“Up until a few weeks ago, CMS steadily maintained there wasn't an issue, and on the stars issue, that plans needed to work harder,” Gorman said.
In response to industry complaints about the risk-adjustment model, the CMS conducted a retrospective analysis of its 2014 plan data.
The CMS calculates risk scores using health status in a base year to predict costs for the next year. Those scores drive adjustments to capitated payments made for elderly and disabled beneficiaries enrolled in Advantage plans and certain demonstration programs.
Part of that model, the CMS said in an Oct. 28 notice to plans, “somewhat underpredicts” payment for dual-eligible beneficiaries. The agency is seeking feedback on proposed changes to the model by Nov. 25 and plans to publish final changes in February 2016.

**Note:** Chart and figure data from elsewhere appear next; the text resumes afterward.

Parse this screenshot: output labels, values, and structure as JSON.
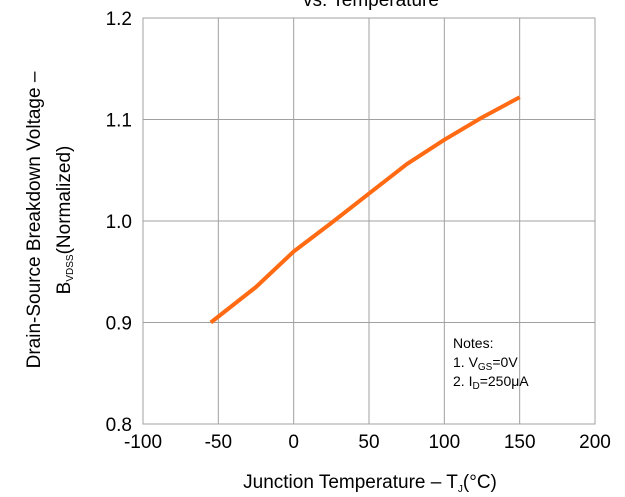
{
  "chart_data": {
    "type": "line",
    "title": "vs. Temperature",
    "xlabel": {
      "main": "Junction Temperature  –  T",
      "sub": "J",
      "unit": "(°C)"
    },
    "ylabel": {
      "line1": "Drain-Source Breakdown Voltage –",
      "line2_main": "B",
      "line2_sub": "VDSS",
      "line2_rest": "(Normalized)"
    },
    "xlim": [
      -100,
      200
    ],
    "ylim": [
      0.8,
      1.2
    ],
    "x_ticks": [
      "-100",
      "-50",
      "0",
      "50",
      "100",
      "150",
      "200"
    ],
    "y_ticks": [
      "0.8",
      "0.9",
      "1.0",
      "1.1",
      "1.2"
    ],
    "grid": true,
    "series": [
      {
        "color": "#FF6A13",
        "x": [
          -55,
          -25,
          0,
          25,
          50,
          75,
          100,
          125,
          150
        ],
        "y": [
          0.9,
          0.935,
          0.97,
          0.998,
          1.027,
          1.056,
          1.08,
          1.102,
          1.122
        ]
      }
    ],
    "notes": {
      "heading": "Notes:",
      "line1": {
        "prefix": "1. V",
        "sub": "GS",
        "rest": "=0V"
      },
      "line2": {
        "prefix": "2. I",
        "sub": "D",
        "rest": "=250μA"
      }
    }
  }
}
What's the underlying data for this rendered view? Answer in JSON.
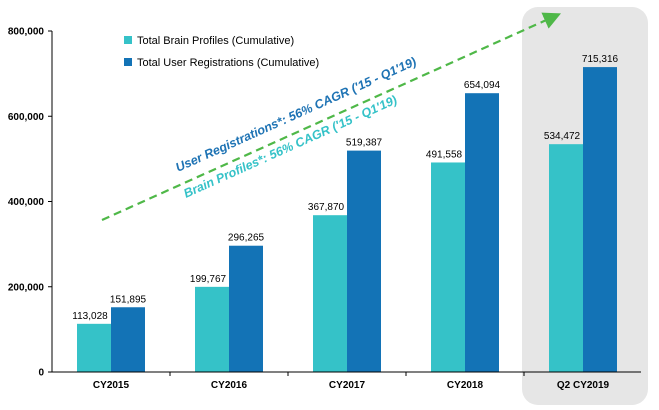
{
  "chart_data": {
    "type": "bar",
    "categories": [
      "CY2015",
      "CY2016",
      "CY2017",
      "CY2018",
      "Q2 CY2019"
    ],
    "series": [
      {
        "name": "Total Brain Profiles (Cumulative)",
        "color": "#35c2c8",
        "values": [
          113028,
          199767,
          367870,
          491558,
          534472
        ],
        "labels": [
          "113,028",
          "199,767",
          "367,870",
          "491,558",
          "534,472"
        ]
      },
      {
        "name": "Total User Registrations (Cumulative)",
        "color": "#1373b6",
        "values": [
          151895,
          296265,
          519387,
          654094,
          715316
        ],
        "labels": [
          "151,895",
          "296,265",
          "519,387",
          "654,094",
          "715,316"
        ]
      }
    ],
    "ylim": [
      0,
      800000
    ],
    "yticks": [
      0,
      200000,
      400000,
      600000,
      800000
    ],
    "ytick_labels": [
      "0",
      "200,000",
      "400,000",
      "600,000",
      "800,000"
    ],
    "legend_position": "top-left",
    "grid": false,
    "highlighted_category": "Q2 CY2019",
    "highlight_color": "#e6e6e6",
    "trend_arrow_color": "#4fb848",
    "annotations": [
      "User Registrations*: 56% CAGR ('15 - Q1'19)",
      "Brain Profiles*: 56% CAGR ('15 - Q1'19)"
    ]
  }
}
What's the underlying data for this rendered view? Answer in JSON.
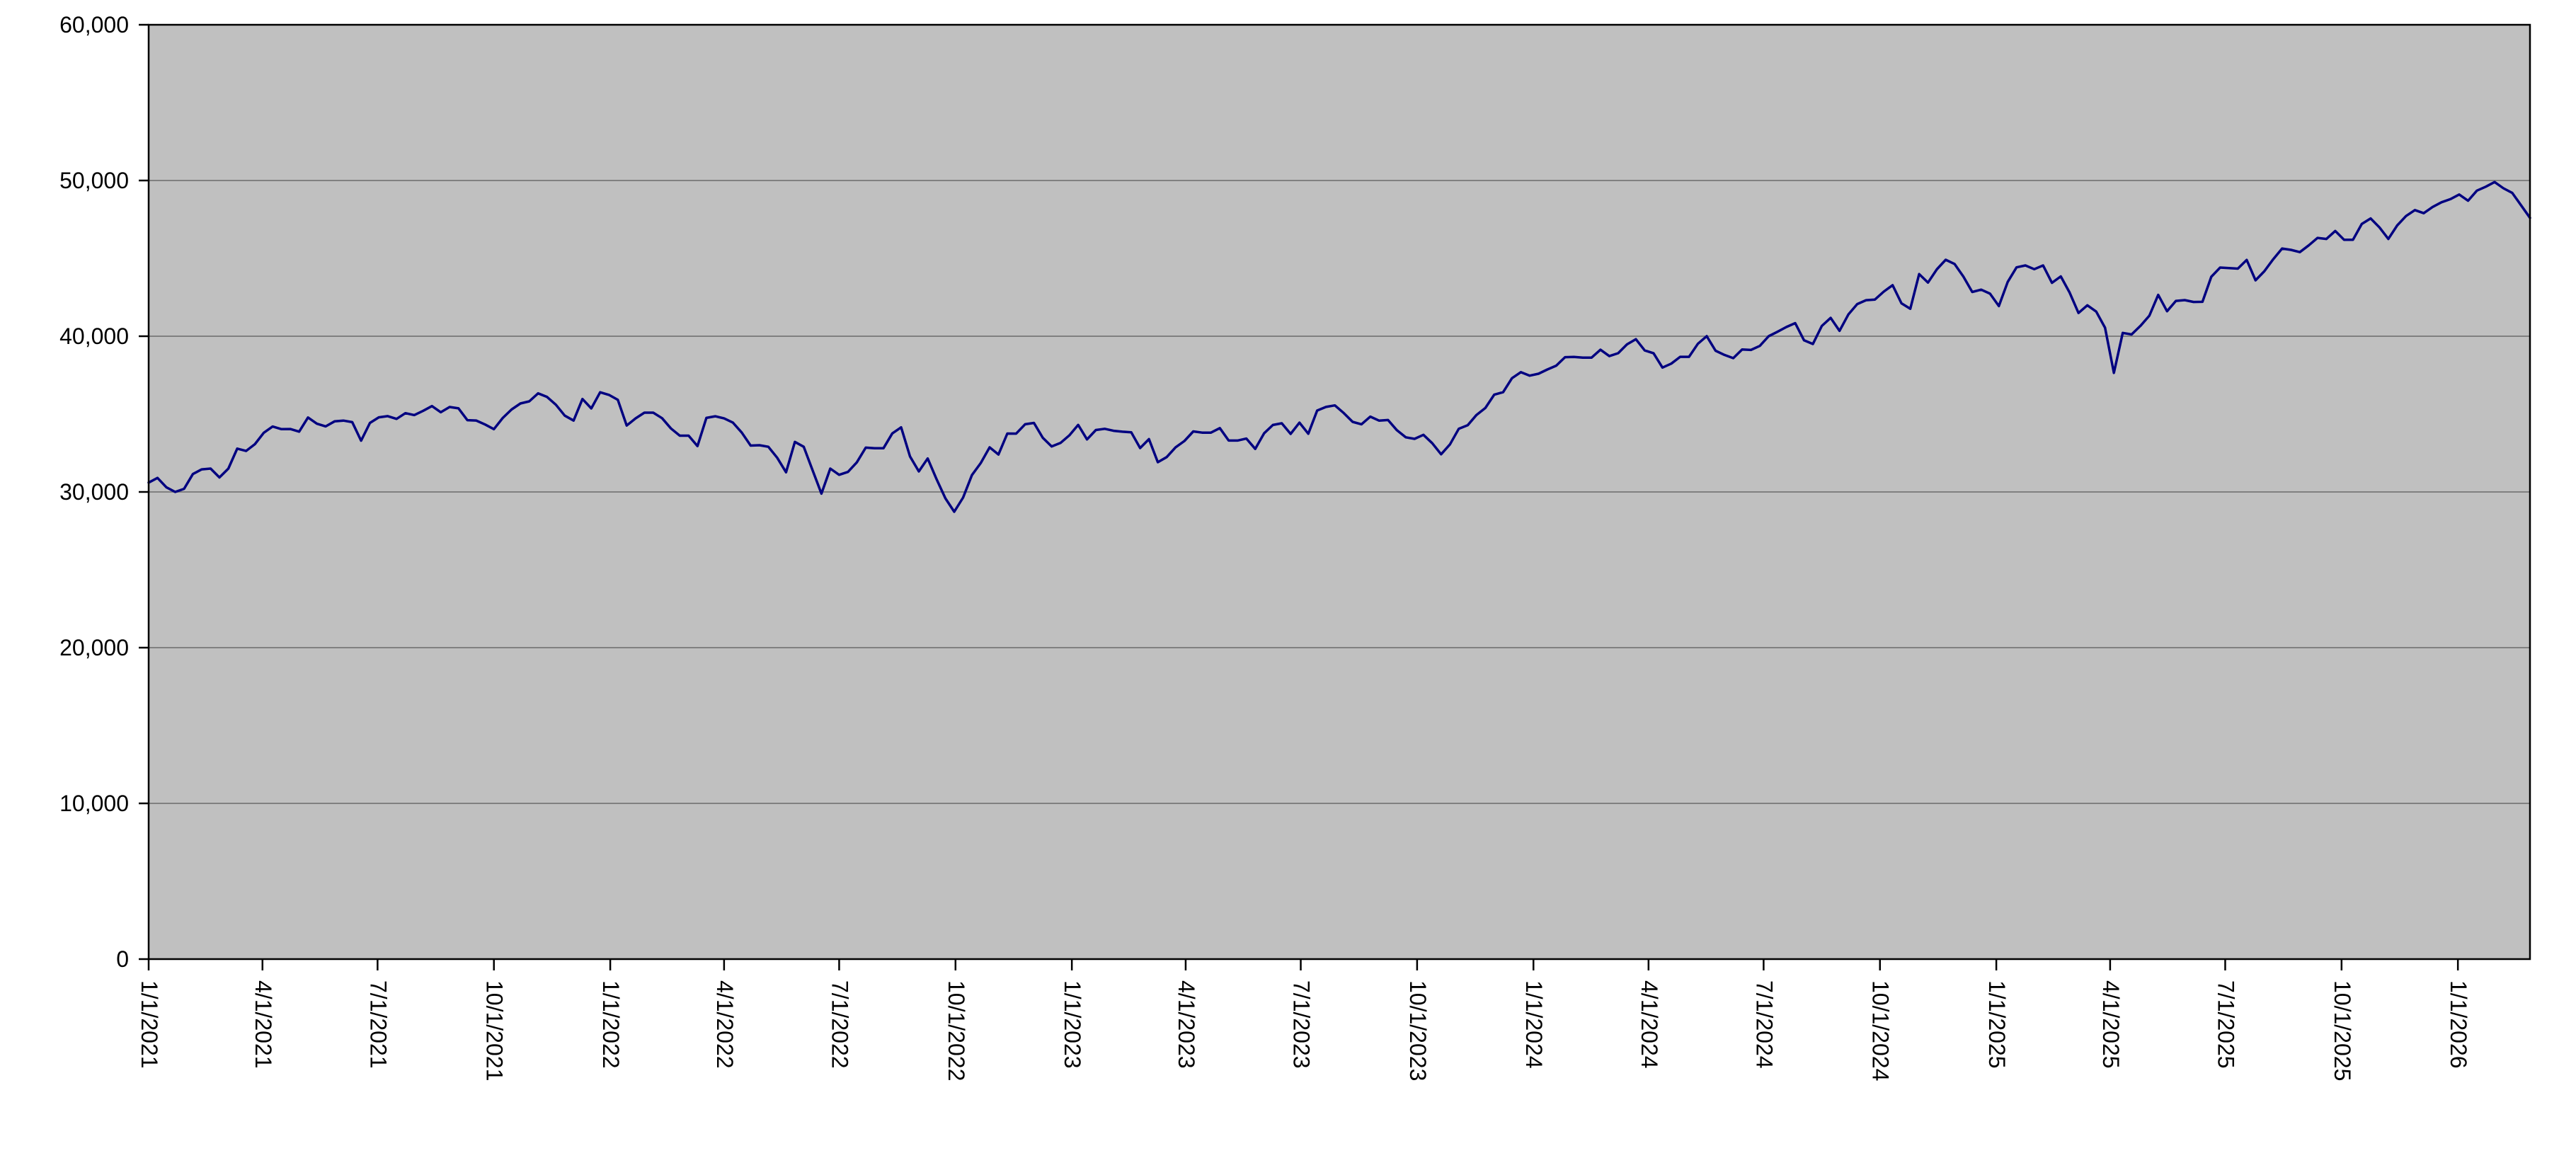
{
  "chart_data": {
    "type": "line",
    "title": "",
    "legend": "none",
    "grid": true,
    "ylim": [
      0,
      60000
    ],
    "y_ticks": [
      0,
      10000,
      20000,
      30000,
      40000,
      50000,
      60000
    ],
    "y_tick_labels": [
      "0",
      "10,000",
      "20,000",
      "30,000",
      "40,000",
      "50,000",
      "60,000"
    ],
    "x_start_date": "1/1/2021",
    "x_interval_days": 7,
    "x_tick_labels": [
      "1/1/2021",
      "4/1/2021",
      "7/1/2021",
      "10/1/2021",
      "1/1/2022",
      "4/1/2022",
      "7/1/2022",
      "10/1/2022",
      "1/1/2023",
      "4/1/2023",
      "7/1/2023",
      "10/1/2023",
      "1/1/2024",
      "4/1/2024",
      "7/1/2024",
      "10/1/2024",
      "1/1/2025",
      "4/1/2025",
      "7/1/2025",
      "10/1/2025",
      "1/1/2026"
    ],
    "values": [
      30600,
      30900,
      30300,
      30000,
      30200,
      31150,
      31450,
      31500,
      30930,
      31500,
      32780,
      32630,
      33070,
      33800,
      34200,
      34030,
      34040,
      33875,
      34780,
      34380,
      34210,
      34530,
      34580,
      34480,
      33290,
      34430,
      34790,
      34870,
      34690,
      35060,
      34935,
      35210,
      35515,
      35120,
      35455,
      35370,
      34610,
      34585,
      34330,
      34030,
      34750,
      35295,
      35680,
      35820,
      36330,
      36100,
      35600,
      34900,
      34580,
      35970,
      35365,
      36400,
      36230,
      35912,
      34265,
      34725,
      35090,
      35090,
      34738,
      34079,
      33615,
      33615,
      32944,
      34755,
      34861,
      34721,
      34451,
      33811,
      32977,
      33000,
      32900,
      32197,
      31262,
      33213,
      32900,
      31393,
      29889,
      31500,
      31100,
      31288,
      31899,
      32845,
      32803,
      32803,
      33761,
      34152,
      32283,
      31318,
      32152,
      30822,
      29590,
      28726,
      29635,
      31083,
      31859,
      32862,
      32403,
      33748,
      33746,
      34347,
      34430,
      33476,
      32920,
      33147,
      33631,
      34303,
      33375,
      33978,
      34053,
      33926,
      33869,
      33827,
      32817,
      33391,
      31910,
      32238,
      32859,
      33274,
      33886,
      33809,
      33809,
      34098,
      33300,
      33301,
      33427,
      32764,
      33763,
      34299,
      34408,
      33727,
      34450,
      33735,
      35228,
      35459,
      35559,
      35065,
      34500,
      34347,
      34837,
      34576,
      34618,
      33964,
      33508,
      33408,
      33670,
      33127,
      32418,
      33053,
      34061,
      34283,
      34947,
      35390,
      36246,
      36404,
      37306,
      37690,
      37467,
      37593,
      37864,
      38109,
      38654,
      38672,
      38628,
      38628,
      39132,
      38722,
      38910,
      39476,
      39807,
      39087,
      38904,
      37986,
      38240,
      38676,
      38676,
      39513,
      40004,
      39070,
      38799,
      38589,
      39150,
      39119,
      39376,
      40001,
      40288,
      40589,
      40843,
      39737,
      39498,
      40660,
      41175,
      40345,
      41394,
      42063,
      42313,
      42353,
      42864,
      43276,
      42114,
      41763,
      43989,
      43445,
      44297,
      44911,
      44643,
      43828,
      42840,
      42992,
      42732,
      41938,
      43488,
      44424,
      44545,
      44303,
      44546,
      43428,
      43841,
      42802,
      41489,
      41985,
      41584,
      40546,
      37645,
      40213,
      40114,
      40670,
      41318,
      42655,
      41603,
      42270,
      42320,
      42198,
      42207,
      43819,
      44407,
      44372,
      44342,
      44902,
      43589,
      44176,
      44946,
      45632,
      45545,
      45401,
      45834,
      46315,
      46247,
      46758,
      46190,
      46191,
      47207,
      47563,
      46987,
      46245,
      47112,
      47717,
      48100,
      47900,
      48300,
      48600,
      48800,
      49100,
      48700,
      49350,
      49600,
      49900,
      49500,
      49200,
      48400,
      47600
    ],
    "colors": {
      "line": "#000080",
      "plot_bg": "#c0c0c0",
      "gridline": "#808080",
      "axis": "#000000",
      "label": "#000000",
      "background": "#ffffff"
    }
  }
}
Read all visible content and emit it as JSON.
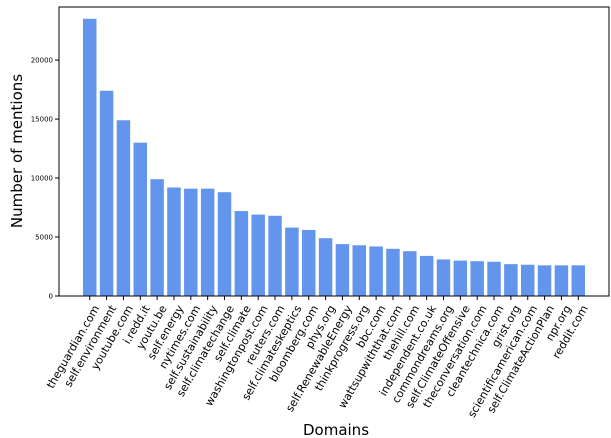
{
  "chart_data": {
    "type": "bar",
    "xlabel": "Domains",
    "ylabel": "Number of mentions",
    "ylim": [
      0,
      24500
    ],
    "yticks": [
      0,
      5000,
      10000,
      15000,
      20000
    ],
    "grid": false,
    "bar_color": "#6495ED",
    "categories": [
      "theguardian.com",
      "self.environment",
      "youtube.com",
      "i.redd.it",
      "youtu.be",
      "self.energy",
      "nytimes.com",
      "self.sustainability",
      "self.climatechange",
      "self.climate",
      "washingtonpost.com",
      "reuters.com",
      "self.climateskeptics",
      "bloomberg.com",
      "phys.org",
      "self.RenewableEnergy",
      "thinkprogress.org",
      "bbc.com",
      "wattsupwiththat.com",
      "thehill.com",
      "independent.co.uk",
      "commondreams.org",
      "self.ClimateOffensive",
      "theconversation.com",
      "cleantechnica.com",
      "grist.org",
      "scientificamerican.com",
      "self.ClimateActionPlan",
      "npr.org",
      "reddit.com"
    ],
    "values": [
      23500,
      17400,
      14900,
      13000,
      9900,
      9200,
      9100,
      9100,
      8800,
      7200,
      6900,
      6800,
      5800,
      5600,
      4900,
      4400,
      4300,
      4200,
      4000,
      3800,
      3400,
      3100,
      3000,
      2950,
      2900,
      2700,
      2650,
      2600,
      2600,
      2600
    ]
  }
}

“We are heartened that CMS has responded to several data analyses that indicate a clear correlation between the socio-economic status of dual-eligibles and the effect they have on predicting their costs,” said Jeff Myers, CEO of Medicaid Health Plans of America.
Molina Healthcare, Centene Corp. and Health Net may benefit most from a more favorable risk-adjustment model because significant percentages of their earnings are tied to duals-eligible members, said Ana Gupte, a managing director at Leerink Partners.
Days before the notice was posted, a top CMS official said during an AHIP conference that the agency was considering changes to its five-star quality ratings. Plans have complained that they get lower star ratings if they serve the dual-eligible population, and consistently low ratings can get a plan kicked out of the program.
“What I want you to take away from this is that the industry brought an issue to us and we took it seriously,” Sean Cavanaugh, deputy administrator and director of the CMS' Center for Medicare, said at the conference. “There is some substance to it.”
Cavanaugh credited the Medicare Payment Advisory Commission for helping the CMS better understand the disparities plans face and the implications of not addressing them.
During a Senate hearing this year, MedPAC Executive Director Mark Miller said the commission concluded that the CMS overpays for beneficiaries with low medical costs and underpays for those with very high costs. “This inequity could encourage plans to avoid high-cost beneficiaries, who are more likely to be the chronically ill,” Miller said.